3. We Know the World Will Need Way More Energy, We Just Don’t Know How Much
Between AI, electric vehicles, digital infrastructure, and even water desalination, global energy demand will skyrocket. Nuclear is one of the few technologies capable of delivering constant, large-scale, carbon-free power.
4. It’s a Vertically Diverse Sector
The nuclear ecosystem is broad and includes:
- Reactor developers and builders (like Oklo, NuScale, TerraPower)
- Uranium miners and enrichment companies (like Energy Fuels Inc.)
- Utility providers integrating nuclear into their energy mix
- Engineering and construction firms building critical infrastructure
This creates plenty of angles for investors, from hardware to materials to services.

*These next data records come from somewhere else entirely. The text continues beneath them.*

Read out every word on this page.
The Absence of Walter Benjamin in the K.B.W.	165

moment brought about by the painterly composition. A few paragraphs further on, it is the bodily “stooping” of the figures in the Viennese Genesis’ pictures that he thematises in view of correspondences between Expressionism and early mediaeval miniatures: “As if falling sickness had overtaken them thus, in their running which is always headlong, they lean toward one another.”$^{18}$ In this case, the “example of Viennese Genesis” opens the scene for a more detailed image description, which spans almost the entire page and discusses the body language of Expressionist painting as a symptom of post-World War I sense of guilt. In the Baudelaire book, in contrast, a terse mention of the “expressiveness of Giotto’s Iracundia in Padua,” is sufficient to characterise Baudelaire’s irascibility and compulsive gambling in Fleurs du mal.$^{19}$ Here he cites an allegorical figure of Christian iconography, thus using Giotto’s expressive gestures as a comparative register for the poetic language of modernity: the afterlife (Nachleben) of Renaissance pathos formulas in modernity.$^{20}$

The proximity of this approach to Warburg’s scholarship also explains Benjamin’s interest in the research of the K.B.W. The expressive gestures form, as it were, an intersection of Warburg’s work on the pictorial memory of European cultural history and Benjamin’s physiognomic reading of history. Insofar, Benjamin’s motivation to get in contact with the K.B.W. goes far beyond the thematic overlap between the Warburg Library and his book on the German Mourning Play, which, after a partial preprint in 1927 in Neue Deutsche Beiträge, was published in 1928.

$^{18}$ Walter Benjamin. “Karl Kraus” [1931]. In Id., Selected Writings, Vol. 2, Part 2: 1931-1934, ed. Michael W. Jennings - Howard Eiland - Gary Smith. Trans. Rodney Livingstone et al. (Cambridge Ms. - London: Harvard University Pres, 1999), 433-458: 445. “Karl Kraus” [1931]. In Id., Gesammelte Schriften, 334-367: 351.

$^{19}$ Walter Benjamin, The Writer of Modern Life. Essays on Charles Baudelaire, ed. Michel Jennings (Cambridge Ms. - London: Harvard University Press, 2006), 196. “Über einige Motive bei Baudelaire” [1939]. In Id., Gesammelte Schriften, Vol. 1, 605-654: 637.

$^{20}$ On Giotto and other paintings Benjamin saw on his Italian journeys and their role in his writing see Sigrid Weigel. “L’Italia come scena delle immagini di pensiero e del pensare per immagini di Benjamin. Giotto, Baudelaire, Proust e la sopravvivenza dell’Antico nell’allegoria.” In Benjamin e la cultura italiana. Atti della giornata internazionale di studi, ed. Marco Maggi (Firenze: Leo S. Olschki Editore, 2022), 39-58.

5. The Fundamentals Are Real, Not Just Narrative
Unlike AI, which still struggles with commercialization in many areas, nuclear energy already powers entire countries. The historical drawbacks, high costs and long build times, are being addressed with new technologies like SMRs that offer faster deployment and lower capital requirements.
Case Study: Oklo
Let’s make it tangible. Just look at what’s happened with Oklo in the past few weeks.
The company has:
- Successfully completed the U.S. Nuclear Regulatory Commission’s pre-application review for its first commercial plant, the Aurora Powerhouse
- Signed a key agreement with Kiewit Nuclear Solutions Co., which will be the lead construction partner for the Aurora plant in Idaho (scheduled for 2027–2028)

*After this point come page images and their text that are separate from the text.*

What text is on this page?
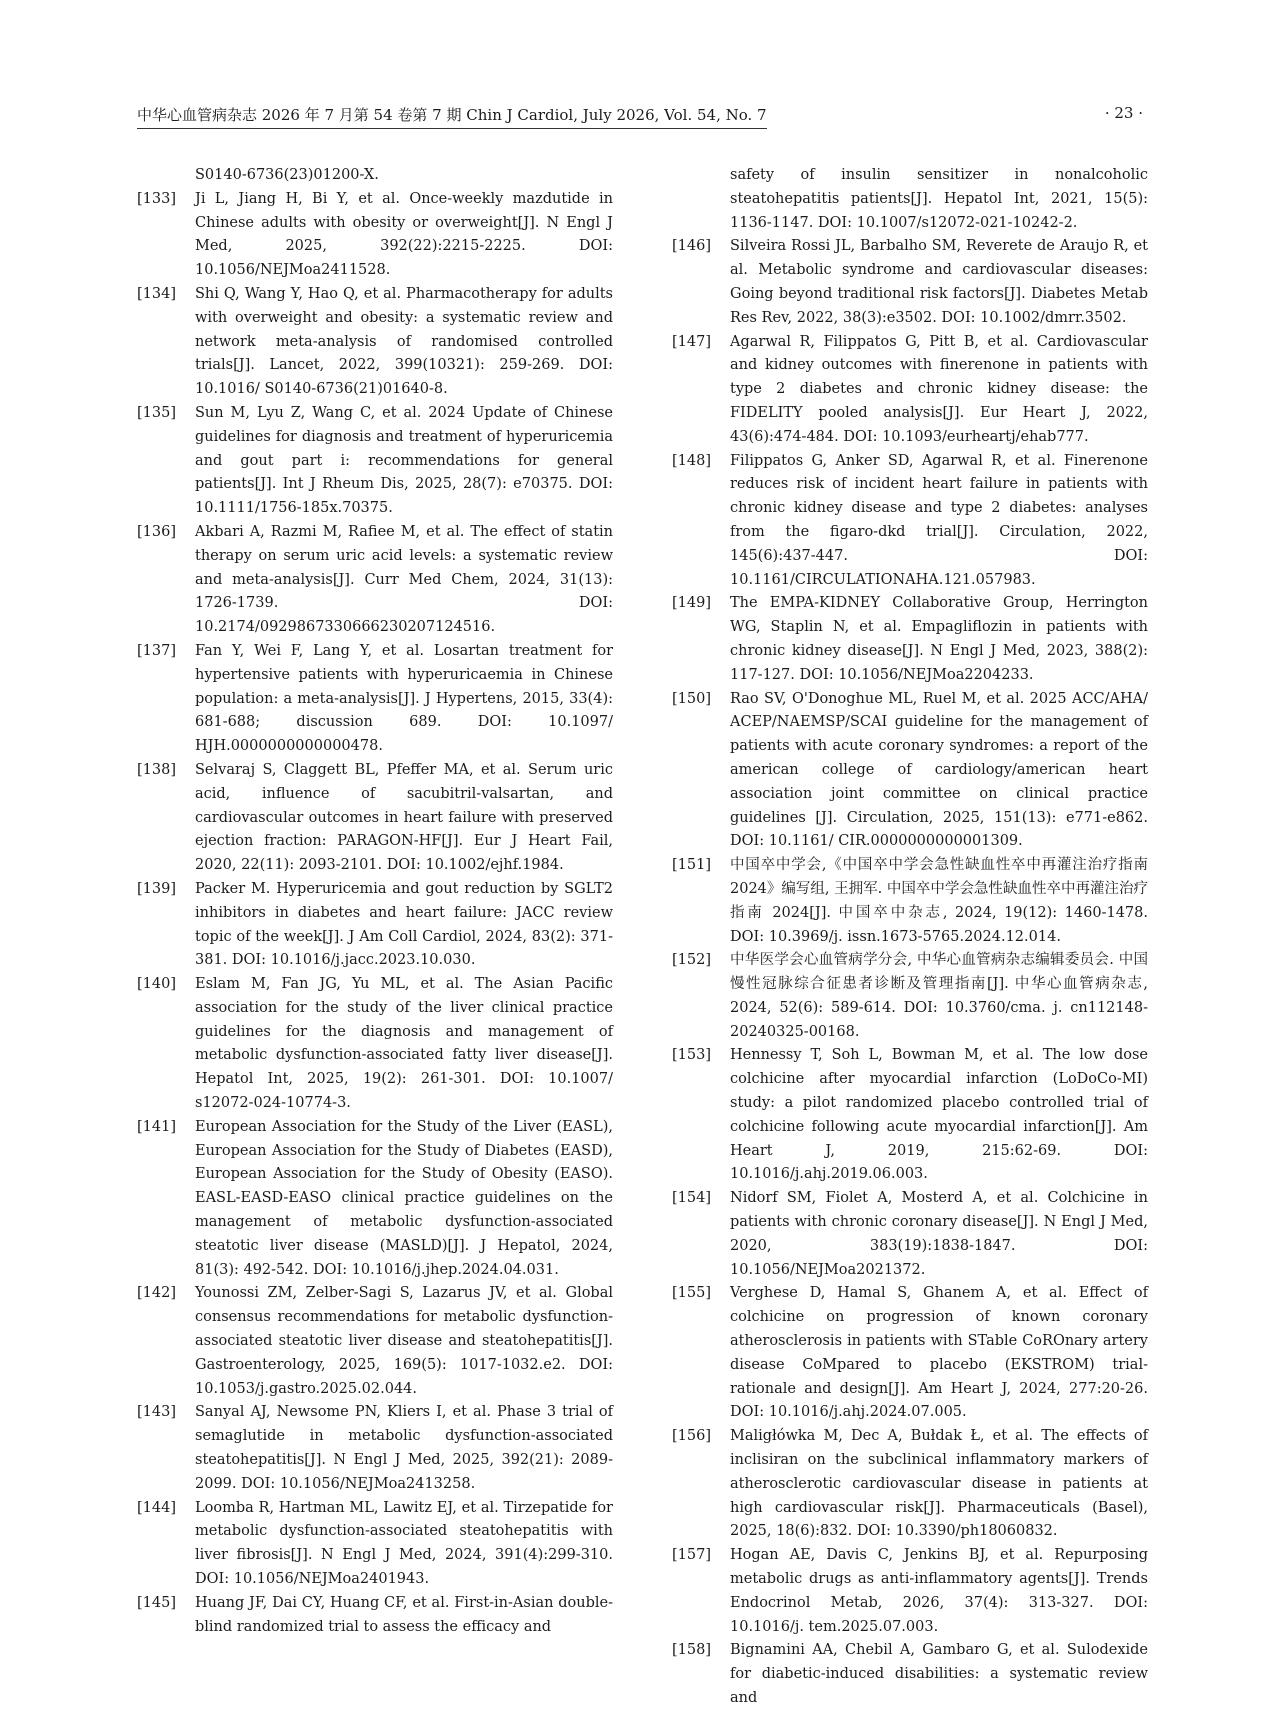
中华心血管病杂志 2026 年 7 月第 54 卷第 7 期 Chin J Cardiol, July 2026, Vol. 54, No. 7	· 23 ·
S0140-6736(23)01200-X.
[133]	Ji L, Jiang H, Bi Y, et al. Once-weekly mazdutide in Chinese adults with obesity or overweight[J]. N Engl J Med, 2025, 392(22):2215-2225. DOI: 10.1056/NEJMoa2411528.
[134]	Shi Q, Wang Y, Hao Q, et al. Pharmacotherapy for adults with overweight and obesity: a systematic review and network meta-analysis of randomised controlled trials[J]. Lancet, 2022, 399(10321): 259-269. DOI: 10.1016/ S0140-6736(21)01640-8.
[135]	Sun M, Lyu Z, Wang C, et al. 2024 Update of Chinese guidelines for diagnosis and treatment of hyperuricemia and gout part i: recommendations for general patients[J]. Int J Rheum Dis, 2025, 28(7): e70375. DOI: 10.1111/1756-185x.70375.
[136]	Akbari A, Razmi M, Rafiee M, et al. The effect of statin therapy on serum uric acid levels: a systematic review and meta-analysis[J]. Curr Med Chem, 2024, 31(13): 1726-1739. DOI: 10.2174/0929867330666230207124516.
[137]	Fan Y, Wei F, Lang Y, et al. Losartan treatment for hypertensive patients with hyperuricaemia in Chinese population: a meta-analysis[J]. J Hypertens, 2015, 33(4): 681-688; discussion 689. DOI: 10.1097/ HJH.0000000000000478.
[138]	Selvaraj S, Claggett BL, Pfeffer MA, et al. Serum uric acid, influence of sacubitril-valsartan, and cardiovascular outcomes in heart failure with preserved ejection fraction: PARAGON-HF[J]. Eur J Heart Fail, 2020, 22(11): 2093-2101. DOI: 10.1002/ejhf.1984.
[139]	Packer M. Hyperuricemia and gout reduction by SGLT2 inhibitors in diabetes and heart failure: JACC review topic of the week[J]. J Am Coll Cardiol, 2024, 83(2): 371-381. DOI: 10.1016/j.jacc.2023.10.030.
[140]	Eslam M, Fan JG, Yu ML, et al. The Asian Pacific association for the study of the liver clinical practice guidelines for the diagnosis and management of metabolic dysfunction-associated fatty liver disease[J]. Hepatol Int, 2025, 19(2): 261-301. DOI: 10.1007/ s12072-024-10774-3.
[141]	European Association for the Study of the Liver (EASL), European Association for the Study of Diabetes (EASD), European Association for the Study of Obesity (EASO). EASL-EASD-EASO clinical practice guidelines on the management of metabolic dysfunction-associated steatotic liver disease (MASLD)[J]. J Hepatol, 2024, 81(3): 492-542. DOI: 10.1016/j.jhep.2024.04.031.
[142]	Younossi ZM, Zelber-Sagi S, Lazarus JV, et al. Global consensus recommendations for metabolic dysfunction-associated steatotic liver disease and steatohepatitis[J]. Gastroenterology, 2025, 169(5): 1017-1032.e2. DOI: 10.1053/j.gastro.2025.02.044.
[143]	Sanyal AJ, Newsome PN, Kliers I, et al. Phase 3 trial of semaglutide in metabolic dysfunction-associated steatohepatitis[J]. N Engl J Med, 2025, 392(21): 2089-2099. DOI: 10.1056/NEJMoa2413258.
[144]	Loomba R, Hartman ML, Lawitz EJ, et al. Tirzepatide for metabolic dysfunction-associated steatohepatitis with liver fibrosis[J]. N Engl J Med, 2024, 391(4):299-310. DOI: 10.1056/NEJMoa2401943.
[145]	Huang JF, Dai CY, Huang CF, et al. First-in-Asian double-blind randomized trial to assess the efficacy and
safety of insulin sensitizer in nonalcoholic steatohepatitis patients[J]. Hepatol Int, 2021, 15(5): 1136-1147. DOI: 10.1007/s12072-021-10242-2.
[146]	Silveira Rossi JL, Barbalho SM, Reverete de Araujo R, et al. Metabolic syndrome and cardiovascular diseases: Going beyond traditional risk factors[J]. Diabetes Metab Res Rev, 2022, 38(3):e3502. DOI: 10.1002/dmrr.3502.
[147]	Agarwal R, Filippatos G, Pitt B, et al. Cardiovascular and kidney outcomes with finerenone in patients with type 2 diabetes and chronic kidney disease: the FIDELITY pooled analysis[J]. Eur Heart J, 2022, 43(6):474-484. DOI: 10.1093/eurheartj/ehab777.
[148]	Filippatos G, Anker SD, Agarwal R, et al. Finerenone reduces risk of incident heart failure in patients with chronic kidney disease and type 2 diabetes: analyses from the figaro-dkd trial[J]. Circulation, 2022, 145(6):437-447. DOI: 10.1161/CIRCULATIONAHA.121.057983.
[149]	The EMPA-KIDNEY Collaborative Group, Herrington WG, Staplin N, et al. Empagliflozin in patients with chronic kidney disease[J]. N Engl J Med, 2023, 388(2): 117-127. DOI: 10.1056/NEJMoa2204233.
[150]	Rao SV, O'Donoghue ML, Ruel M, et al. 2025 ACC/AHA/ ACEP/NAEMSP/SCAI guideline for the management of patients with acute coronary syndromes: a report of the american college of cardiology/american heart association joint committee on clinical practice guidelines [J]. Circulation, 2025, 151(13): e771-e862. DOI: 10.1161/ CIR.0000000000001309.
[151]	中国卒中学会,《中国卒中学会急性缺血性卒中再灌注治疗指南 2024》编写组, 王拥军. 中国卒中学会急性缺血性卒中再灌注治疗指南 2024[J]. 中国卒中杂志, 2024, 19(12): 1460-1478. DOI: 10.3969/j. issn.1673-5765.2024.12.014.
[152]	中华医学会心血管病学分会, 中华心血管病杂志编辑委员会. 中国慢性冠脉综合征患者诊断及管理指南[J]. 中华心血管病杂志, 2024, 52(6): 589-614. DOI: 10.3760/cma. j. cn112148-20240325-00168.
[153]	Hennessy T, Soh L, Bowman M, et al. The low dose colchicine after myocardial infarction (LoDoCo-MI) study: a pilot randomized placebo controlled trial of colchicine following acute myocardial infarction[J]. Am Heart J, 2019, 215:62-69. DOI: 10.1016/j.ahj.2019.06.003.
[154]	Nidorf SM, Fiolet A, Mosterd A, et al. Colchicine in patients with chronic coronary disease[J]. N Engl J Med, 2020, 383(19):1838-1847. DOI: 10.1056/NEJMoa2021372.
[155]	Verghese D, Hamal S, Ghanem A, et al. Effect of colchicine on progression of known coronary atherosclerosis in patients with STable CoROnary artery disease CoMpared to placebo (EKSTROM) trial-rationale and design[J]. Am Heart J, 2024, 277:20-26. DOI: 10.1016/j.ahj.2024.07.005.
[156]	Maligłówka M, Dec A, Bułdak Ł, et al. The effects of inclisiran on the subclinical inflammatory markers of atherosclerotic cardiovascular disease in patients at high cardiovascular risk[J]. Pharmaceuticals (Basel), 2025, 18(6):832. DOI: 10.3390/ph18060832.
[157]	Hogan AE, Davis C, Jenkins BJ, et al. Repurposing metabolic drugs as anti-inflammatory agents[J]. Trends Endocrinol Metab, 2026, 37(4): 313-327. DOI: 10.1016/j. tem.2025.07.003.
[158]	Bignamini AA, Chebil A, Gambaro G, et al. Sulodexide for diabetic-induced disabilities: a systematic review and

- Announced a partnership with Liberty Energy to provide turnkey energy solutions that combine Liberty’s natural gas generation systems with Oklo’s advanced nuclear technology; this joint effort will initially rely on Liberty’s Forte natural gas generation and load management systems to meet immediate energy needs, while simultaneously laying the groundwork for the future integration of Oklo’s Aurora nuclear plants, offering zero-carbon baseload power in the years ahead.

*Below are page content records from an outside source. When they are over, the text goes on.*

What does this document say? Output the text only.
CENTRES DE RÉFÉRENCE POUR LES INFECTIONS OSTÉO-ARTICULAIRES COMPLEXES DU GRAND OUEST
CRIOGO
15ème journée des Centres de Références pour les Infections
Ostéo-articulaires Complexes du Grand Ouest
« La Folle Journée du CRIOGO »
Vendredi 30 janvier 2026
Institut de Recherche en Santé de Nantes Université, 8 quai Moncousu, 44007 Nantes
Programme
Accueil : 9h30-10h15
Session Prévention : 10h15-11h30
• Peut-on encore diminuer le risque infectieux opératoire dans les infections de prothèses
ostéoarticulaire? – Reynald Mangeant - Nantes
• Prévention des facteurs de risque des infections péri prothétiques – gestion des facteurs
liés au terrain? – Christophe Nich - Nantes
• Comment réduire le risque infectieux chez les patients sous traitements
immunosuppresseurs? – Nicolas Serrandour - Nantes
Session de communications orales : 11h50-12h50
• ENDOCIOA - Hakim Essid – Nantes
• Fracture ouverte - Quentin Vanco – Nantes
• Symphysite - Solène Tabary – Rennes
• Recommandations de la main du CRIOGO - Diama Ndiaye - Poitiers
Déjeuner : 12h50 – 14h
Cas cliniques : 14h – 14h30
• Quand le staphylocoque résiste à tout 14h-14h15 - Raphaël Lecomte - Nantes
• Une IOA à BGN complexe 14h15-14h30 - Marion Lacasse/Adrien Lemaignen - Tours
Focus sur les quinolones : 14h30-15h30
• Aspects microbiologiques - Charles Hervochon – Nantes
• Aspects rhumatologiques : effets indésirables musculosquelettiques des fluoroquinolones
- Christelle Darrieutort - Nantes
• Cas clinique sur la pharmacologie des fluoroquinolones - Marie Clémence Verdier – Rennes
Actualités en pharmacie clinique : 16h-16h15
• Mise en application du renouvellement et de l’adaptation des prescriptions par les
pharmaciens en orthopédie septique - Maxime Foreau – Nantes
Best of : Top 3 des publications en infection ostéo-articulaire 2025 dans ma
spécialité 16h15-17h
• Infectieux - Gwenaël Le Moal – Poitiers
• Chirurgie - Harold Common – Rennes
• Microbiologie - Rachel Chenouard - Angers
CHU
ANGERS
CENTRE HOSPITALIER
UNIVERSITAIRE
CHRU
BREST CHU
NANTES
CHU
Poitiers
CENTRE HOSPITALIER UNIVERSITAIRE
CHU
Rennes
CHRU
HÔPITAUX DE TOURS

In short: Oklo is no longer a future concept. It’s becoming an industrial reality.
What About Thematic ETFs?
I’m usually not a big fan of thematic ETFs. They tend to follow market hype and can expose investors to redundant fees and unbalanced portfolios.
But in this case, I’m willing to make an exception.
Here’s why:
- The sector is emerging, but not overhyped
- There are relatively few major players, making ETF exposure efficient
- It’s heavily influenced by government regulation, meaning individual stock picking could be more volatile
Thematic ETFs allow investors to gain exposure to a broad range of companies, from miners to utilities to reactor tech developers—without betting everything on one horse. They offer a way to ride the trend while spreading the risk.
If you’re new to the sector or simply looking for a diversified entry point, this is one of the rare cases where a thematic ETF actually makes sense.
Final Thoughts
The nuclear energy trend is solid, structural, and still in its early days. Yes, some valuations have already jumped. But we’re far from a mature or saturated market.
As always, risks remain—but for long-term investors looking to align sustainability, innovation, and energy demand, nuclear could be one of the most compelling bets of the decade.